Gogjali was now the beginning of the rear on the eastern front, the only battle front in Mosul where the fighting was steady. The Iraqi 9th Division, armored and stodgy and questionable, was probing tentatively about the citys southeastern edge, and the better but not entirely dependable 16th was somewhere closer by, while the federal police and paramilitary forces were stirring around. But it was here in the east that the special forces formation leading the invasion of Mosul, the Counter-Terrorism Service, had put the first real puncture in the Islamic States defenses. It was through this puncture that the main part of the Iraqi infantry, ten thousand strong, was trickling and would soon pour. The Islamic State had started life as an insurgency, using insurgent tactics, but now it was a regime, a government, even, in its way; it held territory, it had in Mosul Iraqs second or third most populous city (depending on who did the counting), and now it would have to fight a conventional battle over territory, one government versus another.

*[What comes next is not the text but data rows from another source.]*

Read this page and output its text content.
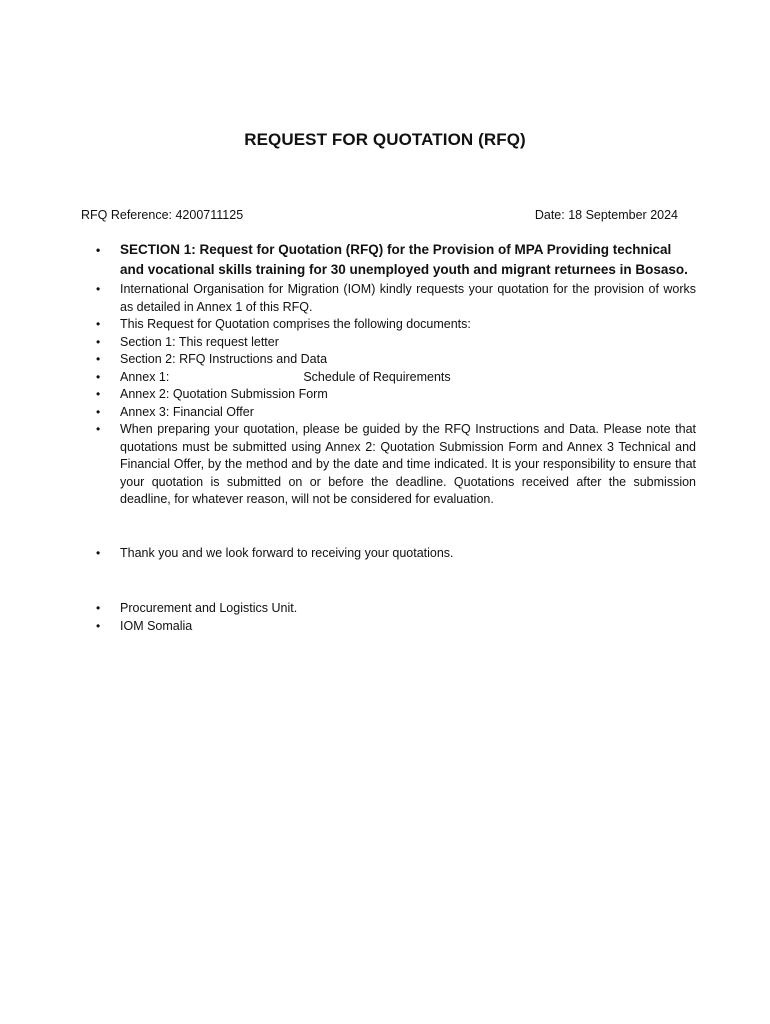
REQUEST FOR QUOTATION (RFQ)
RFQ Reference: 4200711125	Date: 18 September 2024
• SECTION 1: Request for Quotation (RFQ) for the Provision of MPA Providing technical and vocational skills training for 30 unemployed youth and migrant returnees in Bosaso.
• International Organisation for Migration (IOM) kindly requests your quotation for the provision of works as detailed in Annex 1 of this RFQ.
• This Request for Quotation comprises the following documents:
• Section 1: This request letter
• Section 2: RFQ Instructions and Data
• Annex 1:	Schedule of Requirements
• Annex 2: Quotation Submission Form
• Annex 3: Financial Offer
• When preparing your quotation, please be guided by the RFQ Instructions and Data. Please note that quotations must be submitted using Annex 2: Quotation Submission Form and Annex 3 Technical and Financial Offer, by the method and by the date and time indicated. It is your responsibility to ensure that your quotation is submitted on or before the deadline. Quotations received after the submission deadline, for whatever reason, will not be considered for evaluation.
• Thank you and we look forward to receiving your quotations.
• Procurement and Logistics Unit.
• IOM Somalia
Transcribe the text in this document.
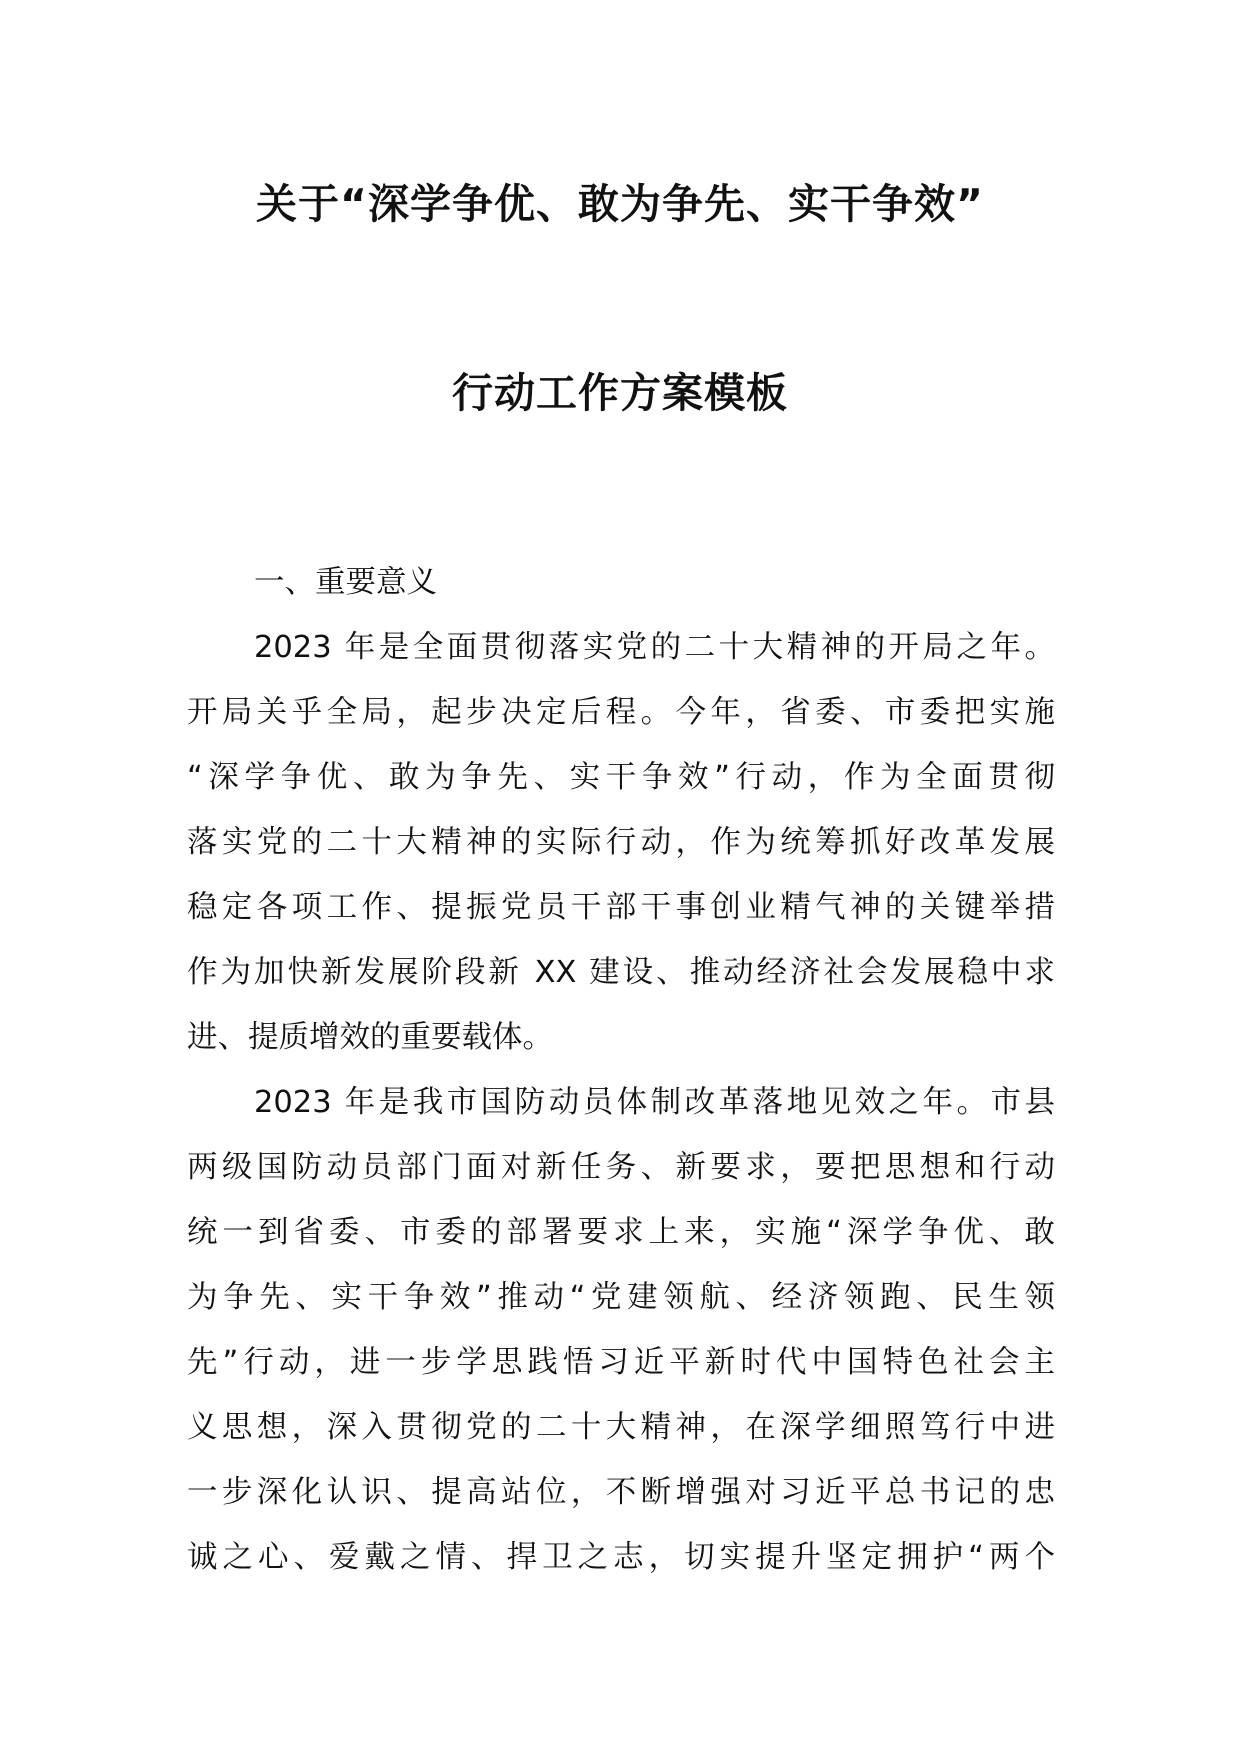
关于“深学争优、敢为争先、实干争效”
行动工作方案模板
一、重要意义
2023 年是全面贯彻落实党的二十大精神的开局之年。
开局关乎全局，起步决定后程。今年，省委、市委把实施
“深学争优、敢为争先、实干争效”行动，作为全面贯彻
落实党的二十大精神的实际行动，作为统筹抓好改革发展
稳定各项工作、提振党员干部干事创业精气神的关键举措
作为加快新发展阶段新 XX 建设、推动经济社会发展稳中求
进、提质增效的重要载体。
2023 年是我市国防动员体制改革落地见效之年。市县
两级国防动员部门面对新任务、新要求，要把思想和行动
统一到省委、市委的部署要求上来，实施“深学争优、敢
为争先、实干争效”推动“党建领航、经济领跑、民生领
先”行动，进一步学思践悟习近平新时代中国特色社会主
义思想，深入贯彻党的二十大精神，在深学细照笃行中进
一步深化认识、提高站位，不断增强对习近平总书记的忠
诚之心、爱戴之情、捍卫之志，切实提升坚定拥护“两个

Gogjali was also home to what, in those early days of the battle, was the Iraqi troops only frontline triage station. What few CTS medics there were had taken over an abandoned home and an adjoining vacant lot. Every morning they set up shop in the lot, carrying out their gurneys and rolls of gauze and squeeze bottles of iodine and IV kits, most of it donated by foreign charities.

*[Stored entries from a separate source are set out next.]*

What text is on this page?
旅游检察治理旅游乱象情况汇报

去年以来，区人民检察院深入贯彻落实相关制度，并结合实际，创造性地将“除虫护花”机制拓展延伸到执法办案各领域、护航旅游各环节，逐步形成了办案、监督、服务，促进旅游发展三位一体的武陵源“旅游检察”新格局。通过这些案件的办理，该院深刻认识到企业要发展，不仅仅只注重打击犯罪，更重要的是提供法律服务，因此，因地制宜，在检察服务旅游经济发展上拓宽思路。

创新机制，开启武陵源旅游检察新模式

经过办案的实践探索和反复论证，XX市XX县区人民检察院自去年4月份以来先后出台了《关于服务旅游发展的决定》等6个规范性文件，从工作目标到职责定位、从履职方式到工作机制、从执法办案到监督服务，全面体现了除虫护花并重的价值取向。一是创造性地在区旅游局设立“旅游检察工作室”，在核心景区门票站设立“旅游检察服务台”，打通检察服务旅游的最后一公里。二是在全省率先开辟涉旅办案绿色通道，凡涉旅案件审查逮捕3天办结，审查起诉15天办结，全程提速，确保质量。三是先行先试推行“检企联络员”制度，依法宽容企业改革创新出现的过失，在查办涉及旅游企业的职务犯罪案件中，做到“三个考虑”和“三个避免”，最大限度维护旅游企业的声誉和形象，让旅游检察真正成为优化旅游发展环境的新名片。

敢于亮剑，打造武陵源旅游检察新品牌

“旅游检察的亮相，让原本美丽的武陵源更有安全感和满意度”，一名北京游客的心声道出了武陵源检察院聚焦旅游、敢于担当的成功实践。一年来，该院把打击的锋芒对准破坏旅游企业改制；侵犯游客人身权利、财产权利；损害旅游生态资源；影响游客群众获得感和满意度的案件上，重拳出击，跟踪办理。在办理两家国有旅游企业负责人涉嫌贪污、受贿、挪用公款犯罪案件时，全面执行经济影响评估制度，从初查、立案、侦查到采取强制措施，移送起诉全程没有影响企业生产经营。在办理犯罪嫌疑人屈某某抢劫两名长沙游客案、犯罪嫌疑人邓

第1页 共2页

Early one morning, the front line was just beyond the triage station. The pounding of airstrikes and artillery and the chatter of gunfire reverberated through the pall of dust and smoke and moist hazethe rainy season was beginning. The procession of casualties into the lot was already incessant. I arrived as a civilian caught in a shelling was carried in. He was put on a gurney. In moments, he was dead. His brother collapsed onto the body, weeping and hollering. He flung himself to the ground, still weeping and hollering and now smacking himself.

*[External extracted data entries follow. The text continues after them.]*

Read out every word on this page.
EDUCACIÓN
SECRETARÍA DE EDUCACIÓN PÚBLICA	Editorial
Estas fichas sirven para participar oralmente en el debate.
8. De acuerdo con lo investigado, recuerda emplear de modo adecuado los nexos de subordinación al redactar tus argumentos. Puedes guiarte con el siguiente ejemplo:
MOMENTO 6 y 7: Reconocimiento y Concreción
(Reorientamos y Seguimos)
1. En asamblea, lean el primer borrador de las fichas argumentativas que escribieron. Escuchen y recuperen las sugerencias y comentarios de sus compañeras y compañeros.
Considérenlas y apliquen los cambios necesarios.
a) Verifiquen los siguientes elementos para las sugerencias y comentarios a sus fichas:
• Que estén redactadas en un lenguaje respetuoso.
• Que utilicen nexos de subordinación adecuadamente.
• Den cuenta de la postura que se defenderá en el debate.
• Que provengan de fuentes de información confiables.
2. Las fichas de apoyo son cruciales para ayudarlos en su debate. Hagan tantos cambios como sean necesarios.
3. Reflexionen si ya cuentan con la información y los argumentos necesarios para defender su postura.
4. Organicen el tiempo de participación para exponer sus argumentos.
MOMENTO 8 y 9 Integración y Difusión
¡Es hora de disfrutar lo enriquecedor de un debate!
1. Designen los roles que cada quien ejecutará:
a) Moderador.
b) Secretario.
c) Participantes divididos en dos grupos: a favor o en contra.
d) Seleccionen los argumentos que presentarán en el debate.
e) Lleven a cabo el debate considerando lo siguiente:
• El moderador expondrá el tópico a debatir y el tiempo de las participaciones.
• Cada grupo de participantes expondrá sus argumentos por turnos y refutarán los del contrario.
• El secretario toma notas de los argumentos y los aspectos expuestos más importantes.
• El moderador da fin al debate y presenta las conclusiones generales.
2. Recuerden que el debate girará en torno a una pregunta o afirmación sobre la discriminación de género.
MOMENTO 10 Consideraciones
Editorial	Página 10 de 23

A CTS squad had been ambushed. A pair of bloodied soldiers lay on stretchers, too dazed to take note of the mourner writhing in the dirt beside them. A major was carried in by his limbs by four of his men as blood pumped from a gunshot wound in the rear of his thigh. Though clearly in excruciating pain, when a medic went to roll up the majors sleeve in order to put in an IV, the major got it in his mind the man was trying to lift his watch and he sat up, wheezing and flailing his arms in protest. In the late morning, the fighting quieted as the jihadis went to mosque. This happened every day, but on Fridays the lull was longer and particularly inauspicious. On Fridays the Islamic State imams gave sermons.